Pasadena Christian Center

Pasadena Christian Center in Pasadena, California by Tolkin & Associates Architecture, 2001

Located on a busy commercial street a few miles from Pasadena's Central Business District, the Pasadena Christian Center inhabits an old 700-seat movie theater. Local architects Tolkin & Associates Architecture carried out the adaptive re-use of the building, transforming it into a space for 300, with educational and children's worship facilities.


The most unique aspect of the movie theater, its lamella roof structure, became an important part of the Center's design. Stripped of its paint down to the bare wood, the wood structure forms the grand, congregational space with two new, smaller wooden structures inserted into the space for the educational and children's worship uses. These objects create a bottleneck between the entry and the main space through their placement, in what may be the project's one weak point. Otherwise the two wooden "blobs" are playful additions to the space.


The architects developed a unique framing system for shells of the new wooden structures, relating to the existing structure without mimicking it. Whereas the existing roof structure uses a regular sizing and spacing of framing elements in a compression arch system, the new structure acts more like an egg with the surface itself acting as the structure and the framing helping to stiffen the shell in an irregular sizing and spacing corresponding to the shell's form.

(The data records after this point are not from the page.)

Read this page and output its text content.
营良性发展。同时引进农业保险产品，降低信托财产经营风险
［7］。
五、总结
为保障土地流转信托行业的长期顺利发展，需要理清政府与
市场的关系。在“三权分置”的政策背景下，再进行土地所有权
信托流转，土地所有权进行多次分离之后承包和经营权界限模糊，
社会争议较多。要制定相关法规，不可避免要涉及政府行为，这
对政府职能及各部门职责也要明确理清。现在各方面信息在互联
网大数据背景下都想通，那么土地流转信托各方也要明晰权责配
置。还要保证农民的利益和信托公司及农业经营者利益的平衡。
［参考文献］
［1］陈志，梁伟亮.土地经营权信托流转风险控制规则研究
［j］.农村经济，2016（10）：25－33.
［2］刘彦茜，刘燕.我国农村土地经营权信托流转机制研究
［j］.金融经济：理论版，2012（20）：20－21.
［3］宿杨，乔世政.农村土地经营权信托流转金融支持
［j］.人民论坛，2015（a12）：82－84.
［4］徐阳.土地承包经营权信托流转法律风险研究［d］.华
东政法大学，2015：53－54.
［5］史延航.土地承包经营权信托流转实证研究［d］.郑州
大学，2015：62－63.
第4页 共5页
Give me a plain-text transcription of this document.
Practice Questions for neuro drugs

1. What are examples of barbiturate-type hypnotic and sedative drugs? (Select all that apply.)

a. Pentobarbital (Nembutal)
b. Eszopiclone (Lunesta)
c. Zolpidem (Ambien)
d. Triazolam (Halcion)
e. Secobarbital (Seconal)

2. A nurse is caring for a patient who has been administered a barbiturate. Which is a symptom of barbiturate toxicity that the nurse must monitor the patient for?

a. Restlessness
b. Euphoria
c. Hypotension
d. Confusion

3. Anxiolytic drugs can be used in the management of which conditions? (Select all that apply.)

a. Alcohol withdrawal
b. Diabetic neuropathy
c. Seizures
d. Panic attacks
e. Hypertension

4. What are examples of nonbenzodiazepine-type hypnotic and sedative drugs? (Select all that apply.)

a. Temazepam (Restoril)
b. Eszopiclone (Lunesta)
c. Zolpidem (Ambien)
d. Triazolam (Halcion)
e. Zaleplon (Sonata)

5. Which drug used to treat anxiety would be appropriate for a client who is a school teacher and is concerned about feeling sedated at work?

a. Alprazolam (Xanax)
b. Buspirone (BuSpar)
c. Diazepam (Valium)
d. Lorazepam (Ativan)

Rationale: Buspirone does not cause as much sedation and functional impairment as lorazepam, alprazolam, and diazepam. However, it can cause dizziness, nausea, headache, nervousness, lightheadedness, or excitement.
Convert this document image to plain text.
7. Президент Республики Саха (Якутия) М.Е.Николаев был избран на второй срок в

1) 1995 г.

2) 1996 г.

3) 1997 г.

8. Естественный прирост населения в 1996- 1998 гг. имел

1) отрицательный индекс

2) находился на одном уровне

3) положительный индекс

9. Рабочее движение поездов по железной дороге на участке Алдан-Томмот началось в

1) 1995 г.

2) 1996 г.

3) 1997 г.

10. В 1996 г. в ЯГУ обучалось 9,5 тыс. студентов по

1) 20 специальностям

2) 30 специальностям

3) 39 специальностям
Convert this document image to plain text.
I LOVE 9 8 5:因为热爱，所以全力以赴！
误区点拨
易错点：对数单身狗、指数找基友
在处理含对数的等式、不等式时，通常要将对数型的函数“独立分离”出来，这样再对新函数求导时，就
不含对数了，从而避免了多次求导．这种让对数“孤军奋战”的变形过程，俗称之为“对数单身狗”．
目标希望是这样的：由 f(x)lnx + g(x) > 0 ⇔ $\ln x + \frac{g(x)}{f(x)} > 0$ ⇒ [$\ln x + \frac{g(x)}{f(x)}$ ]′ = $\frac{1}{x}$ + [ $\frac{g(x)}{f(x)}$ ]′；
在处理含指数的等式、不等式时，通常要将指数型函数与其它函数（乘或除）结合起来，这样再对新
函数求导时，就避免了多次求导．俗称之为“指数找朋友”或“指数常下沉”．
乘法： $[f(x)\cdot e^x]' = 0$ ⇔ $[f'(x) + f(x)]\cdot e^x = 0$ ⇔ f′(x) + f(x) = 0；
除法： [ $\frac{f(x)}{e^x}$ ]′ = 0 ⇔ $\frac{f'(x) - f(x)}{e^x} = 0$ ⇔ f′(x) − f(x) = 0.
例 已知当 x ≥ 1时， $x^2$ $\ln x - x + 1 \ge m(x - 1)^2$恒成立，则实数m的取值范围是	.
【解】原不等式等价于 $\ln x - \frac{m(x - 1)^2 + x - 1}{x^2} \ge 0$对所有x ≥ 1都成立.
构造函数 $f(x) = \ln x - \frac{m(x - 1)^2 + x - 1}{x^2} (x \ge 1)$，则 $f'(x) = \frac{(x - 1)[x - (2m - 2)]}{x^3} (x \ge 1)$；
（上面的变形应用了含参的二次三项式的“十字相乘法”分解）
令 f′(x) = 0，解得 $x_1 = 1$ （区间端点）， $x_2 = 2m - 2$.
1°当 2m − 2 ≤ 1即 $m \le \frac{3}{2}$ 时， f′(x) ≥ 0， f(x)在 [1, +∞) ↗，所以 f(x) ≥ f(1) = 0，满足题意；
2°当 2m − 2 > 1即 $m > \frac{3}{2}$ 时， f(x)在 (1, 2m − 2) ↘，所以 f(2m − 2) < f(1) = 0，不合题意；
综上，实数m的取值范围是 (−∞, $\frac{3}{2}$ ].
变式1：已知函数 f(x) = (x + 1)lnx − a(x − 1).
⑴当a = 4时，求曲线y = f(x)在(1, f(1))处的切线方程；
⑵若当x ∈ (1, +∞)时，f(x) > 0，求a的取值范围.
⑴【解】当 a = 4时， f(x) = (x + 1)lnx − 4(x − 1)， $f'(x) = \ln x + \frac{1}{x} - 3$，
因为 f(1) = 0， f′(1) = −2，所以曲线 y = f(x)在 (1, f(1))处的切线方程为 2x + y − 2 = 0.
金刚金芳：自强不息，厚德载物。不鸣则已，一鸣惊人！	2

Although the finish of the two new shells is not as refined as the existing lamella roof and the same shells' framing distracts from sensing the irregular forms, they achieve their purpose of housing additional functions while also activating the larger space around them. Given that the services are spontaneous and joyous in their performance, it is appropriate that the architects strove for a new way to create something different yet economical.